At day’s end, if we’re running a highly automated robotic organization where we don’t have human beings involved, the social responsibility piece will not have an impact.

At Medidata, we know that we’re dependent on our employees for our success. Their values define our organization, so we have to take purpose into account. For us, the ROI is enormous.

With the kind of work this company has done from the start, you seem to attract people who have that desire to give back already within themselves.

It’s part of our DNA. It makes it easier because if we’re not living up to the expectations we and our industry set in a broader sense, if we’re just focused on the business, then it rings hollow. On the one hand, we work with our customers to help them deliver better drugs, but if we’re then not living up to the other aspects of our broader social responsibility, people see through that.

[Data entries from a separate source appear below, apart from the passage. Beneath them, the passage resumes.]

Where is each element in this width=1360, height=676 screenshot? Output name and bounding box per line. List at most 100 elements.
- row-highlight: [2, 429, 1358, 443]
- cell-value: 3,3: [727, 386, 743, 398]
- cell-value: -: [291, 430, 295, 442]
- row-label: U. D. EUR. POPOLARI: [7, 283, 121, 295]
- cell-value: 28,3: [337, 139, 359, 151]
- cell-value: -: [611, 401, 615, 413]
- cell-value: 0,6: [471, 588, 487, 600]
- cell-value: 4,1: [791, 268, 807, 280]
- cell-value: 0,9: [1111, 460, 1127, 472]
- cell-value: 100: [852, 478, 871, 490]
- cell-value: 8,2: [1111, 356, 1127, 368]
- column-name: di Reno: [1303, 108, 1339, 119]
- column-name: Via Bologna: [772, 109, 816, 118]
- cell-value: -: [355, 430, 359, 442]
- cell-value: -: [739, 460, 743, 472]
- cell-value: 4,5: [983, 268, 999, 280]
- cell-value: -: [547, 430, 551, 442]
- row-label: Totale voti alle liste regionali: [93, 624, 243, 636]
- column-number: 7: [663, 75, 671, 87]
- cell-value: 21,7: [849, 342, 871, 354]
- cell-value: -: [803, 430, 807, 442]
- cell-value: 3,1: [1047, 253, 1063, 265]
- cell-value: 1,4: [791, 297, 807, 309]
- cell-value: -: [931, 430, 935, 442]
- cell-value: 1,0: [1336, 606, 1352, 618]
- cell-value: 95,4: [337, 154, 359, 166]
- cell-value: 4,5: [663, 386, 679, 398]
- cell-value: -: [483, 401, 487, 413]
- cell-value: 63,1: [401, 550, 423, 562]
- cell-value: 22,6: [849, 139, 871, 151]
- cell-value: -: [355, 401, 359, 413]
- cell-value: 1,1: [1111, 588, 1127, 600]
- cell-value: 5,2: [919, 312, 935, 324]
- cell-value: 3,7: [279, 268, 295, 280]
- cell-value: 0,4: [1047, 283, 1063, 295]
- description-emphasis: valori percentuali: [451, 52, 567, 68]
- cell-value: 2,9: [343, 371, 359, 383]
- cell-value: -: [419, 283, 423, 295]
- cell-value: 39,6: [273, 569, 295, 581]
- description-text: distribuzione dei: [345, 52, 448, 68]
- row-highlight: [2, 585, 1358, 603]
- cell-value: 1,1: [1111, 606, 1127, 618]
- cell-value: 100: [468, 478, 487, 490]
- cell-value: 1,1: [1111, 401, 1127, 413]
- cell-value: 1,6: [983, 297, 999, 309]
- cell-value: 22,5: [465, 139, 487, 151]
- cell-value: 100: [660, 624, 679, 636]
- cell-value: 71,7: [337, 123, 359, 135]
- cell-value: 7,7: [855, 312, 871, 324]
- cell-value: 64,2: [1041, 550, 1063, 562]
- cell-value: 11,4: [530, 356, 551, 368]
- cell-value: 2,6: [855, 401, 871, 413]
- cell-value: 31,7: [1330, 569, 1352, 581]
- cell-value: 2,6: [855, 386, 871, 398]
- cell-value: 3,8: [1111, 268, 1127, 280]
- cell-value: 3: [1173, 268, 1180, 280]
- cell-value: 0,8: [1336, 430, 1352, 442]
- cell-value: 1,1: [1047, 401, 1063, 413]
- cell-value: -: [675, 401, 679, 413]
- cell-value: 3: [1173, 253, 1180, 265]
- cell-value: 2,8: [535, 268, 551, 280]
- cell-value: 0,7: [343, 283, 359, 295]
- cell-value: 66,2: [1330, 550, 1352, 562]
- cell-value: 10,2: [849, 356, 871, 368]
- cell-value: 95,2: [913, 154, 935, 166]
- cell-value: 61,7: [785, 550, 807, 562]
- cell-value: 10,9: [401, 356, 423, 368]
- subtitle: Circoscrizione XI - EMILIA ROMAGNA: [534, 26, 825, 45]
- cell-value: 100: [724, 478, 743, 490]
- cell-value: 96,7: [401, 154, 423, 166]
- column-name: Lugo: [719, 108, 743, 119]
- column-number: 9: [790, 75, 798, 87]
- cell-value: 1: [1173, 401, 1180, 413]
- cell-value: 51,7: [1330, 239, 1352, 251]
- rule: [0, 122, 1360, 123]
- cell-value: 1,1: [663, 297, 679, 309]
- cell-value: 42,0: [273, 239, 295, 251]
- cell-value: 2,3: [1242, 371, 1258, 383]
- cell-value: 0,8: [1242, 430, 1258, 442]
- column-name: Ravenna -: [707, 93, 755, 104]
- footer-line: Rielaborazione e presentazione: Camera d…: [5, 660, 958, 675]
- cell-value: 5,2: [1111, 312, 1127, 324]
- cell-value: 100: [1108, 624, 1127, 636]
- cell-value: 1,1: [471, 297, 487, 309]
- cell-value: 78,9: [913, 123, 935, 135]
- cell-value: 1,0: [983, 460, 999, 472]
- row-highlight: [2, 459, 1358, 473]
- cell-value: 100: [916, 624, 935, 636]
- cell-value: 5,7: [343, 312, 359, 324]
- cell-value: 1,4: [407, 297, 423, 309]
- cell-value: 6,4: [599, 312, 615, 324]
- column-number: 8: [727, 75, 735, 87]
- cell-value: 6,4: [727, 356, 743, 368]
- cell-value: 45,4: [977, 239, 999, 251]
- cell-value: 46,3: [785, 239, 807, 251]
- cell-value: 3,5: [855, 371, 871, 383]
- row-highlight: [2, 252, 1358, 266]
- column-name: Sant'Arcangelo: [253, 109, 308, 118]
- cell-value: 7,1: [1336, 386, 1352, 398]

When it comes to having true impact, is this going to be driven by the private sector and business? What are the right ingredients to address these issues?

It will come back to the public/private partnership. If it’s all private, we get into discussions as to the right metrics and how they are measured.

There are broader societal issues that can’t be addressed if the vested interest comes purely from the private sector. This is why social institutions are formed. However, if it’s all being done publicly, that drives inefficiencies. There is an important system of checks and balances created by public and private sectors working together.

How important is it to communicate the successes to your people in this regard?

We don’t do it enough because there isn’t enough time, but talking about success is important.

The forum we try to use to do this is our quarterly town halls, where we talk about bigger issues associated with the company. In between these events, we maintain an ongoing dialogue via our company intranet, Medidata Express, which serves as a great communication vehicle for employees to stay informed on news and engage with colleagues.

Twice a year, we also host parties throughout the world and let our employees have a good time and remind them how much we value them and the work they do.